Mary is the first patient I will describe. In one of our encounters, she shared with me the description of one of her binges:

“I left my office with a terrible craving to devour some food. I was nervous and felt worthless. I already had two chocolate pralines and three sweetened coffees, so I went to the supermarket and quickly filled my basket, driven by the urge to pay and lock myself in my car. Once in my car, I ate a chocolate bar, then coconut biscuits, then chocolate biscuits. I felt nauseous, but I couldn’t stop, and I switched to salty foods. Peanuts first, then some focaccia, and crackers. At the end I was desperate, and I couldn’t even finish the focaccia. I had to move the car, and I felt sick. I doubled down with cramps and vomited. I didn’t eat anything else until the next lunch… I just ate a salad without dressing. But with some breadsticks…

Comment on case 1

In this case, the patient didn’t have a craving or desire for specific foods, but just a ‘drive to devour’ food. The amount of food is largely in excess of what would be needed to quench hunger.
What follows then is a chain of negative emotions linked to low self-esteem, loss of control and guilt, and the strict diet immediately adopted to ‘balance’ the uncontrolled eating episode, which would be missing in substance addiction.

Case 2

Joanne, the second patient, suffers from a binge eating disorder for 35 years, and she describes the evenings as the worst period of the day.
“I’m at my weakest during evenings, when I am alone. Maybe I eat correctly all day, I follow my diet and I feel sated, but in the evenings I’m surrounded by silence, by boredom, by darkness, and I need something sweet, something to pick me up. So I reach for the stepladder….” (note: the patient “hid” the dangerous foods on the highest shelf of the pantry to avoid having them at hand).
“When I do this I already know I’m ruining everything, but I can’t stop. I am angry. And I want a biscuit. I eat my first biscuit without even descending from the stepladder, then I eat another one. At this point I’m angry at myself, I know I’ve ruined everything. So I open a cake, one saved for my friends visit. I ate half of it, then I go to bed and cry in anger. I will never succeed…”

Comment on case 2

In this example, we note how the loss of control follows the ‘breaking’ of the rules, even with a single cookie. This “all or nothing” behaviour is typical of eating disorders. Eating a little bit of a “forbidden” food feels the same as having a binge.
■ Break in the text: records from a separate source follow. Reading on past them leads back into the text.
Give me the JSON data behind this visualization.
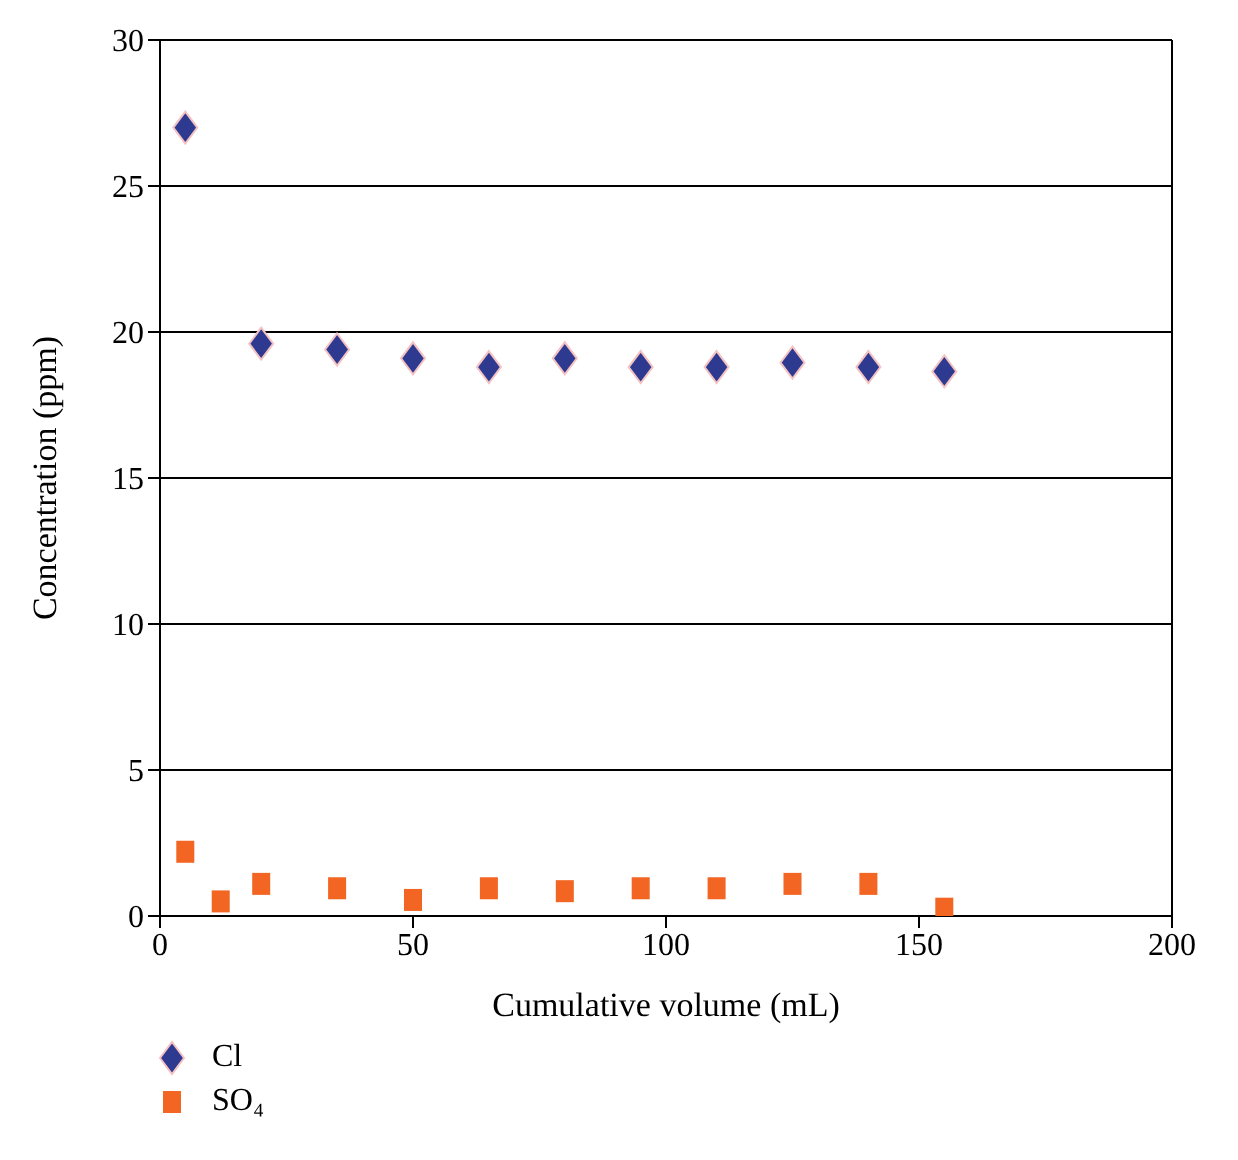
{
  "chart_data": {
    "type": "scatter",
    "xlabel": "Cumulative volume (mL)",
    "ylabel": "Concentration (ppm)",
    "xlim": [
      0,
      200
    ],
    "xticks": [
      0,
      50,
      100,
      150,
      200
    ],
    "ylim": [
      0,
      30
    ],
    "yticks": [
      0,
      5,
      10,
      15,
      20,
      25,
      30
    ],
    "grid": "y",
    "legend": "bottom left",
    "series": [
      {
        "name": "Cl",
        "color": "#2e3a8f",
        "marker": "diamond",
        "x": [
          5,
          20,
          35,
          50,
          65,
          80,
          95,
          110,
          125,
          140,
          155
        ],
        "values": [
          27.0,
          19.6,
          19.4,
          19.1,
          18.8,
          19.1,
          18.8,
          18.8,
          18.95,
          18.8,
          18.65
        ]
      },
      {
        "name": "SO₄",
        "color": "#f26522",
        "marker": "square",
        "x": [
          5,
          12,
          20,
          35,
          50,
          65,
          80,
          95,
          110,
          125,
          140,
          155
        ],
        "values": [
          2.2,
          0.5,
          1.1,
          0.95,
          0.55,
          0.95,
          0.85,
          0.95,
          0.95,
          1.1,
          1.1,
          0.25
        ]
      }
    ]
  }
}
  • Q: In summary, what can these cases tell us?
  • A:These two examples show the complexity of the psychopathology that underlies food binges in eating disorders, and how the concept of food addiction can’t explain it.

Food addiction is an interesting concept and should be investigated more thoroughly by neuroimaging and neurobiological studies, but is at the moment of limited validity and usefulness in diagnosing and treating eating disorders.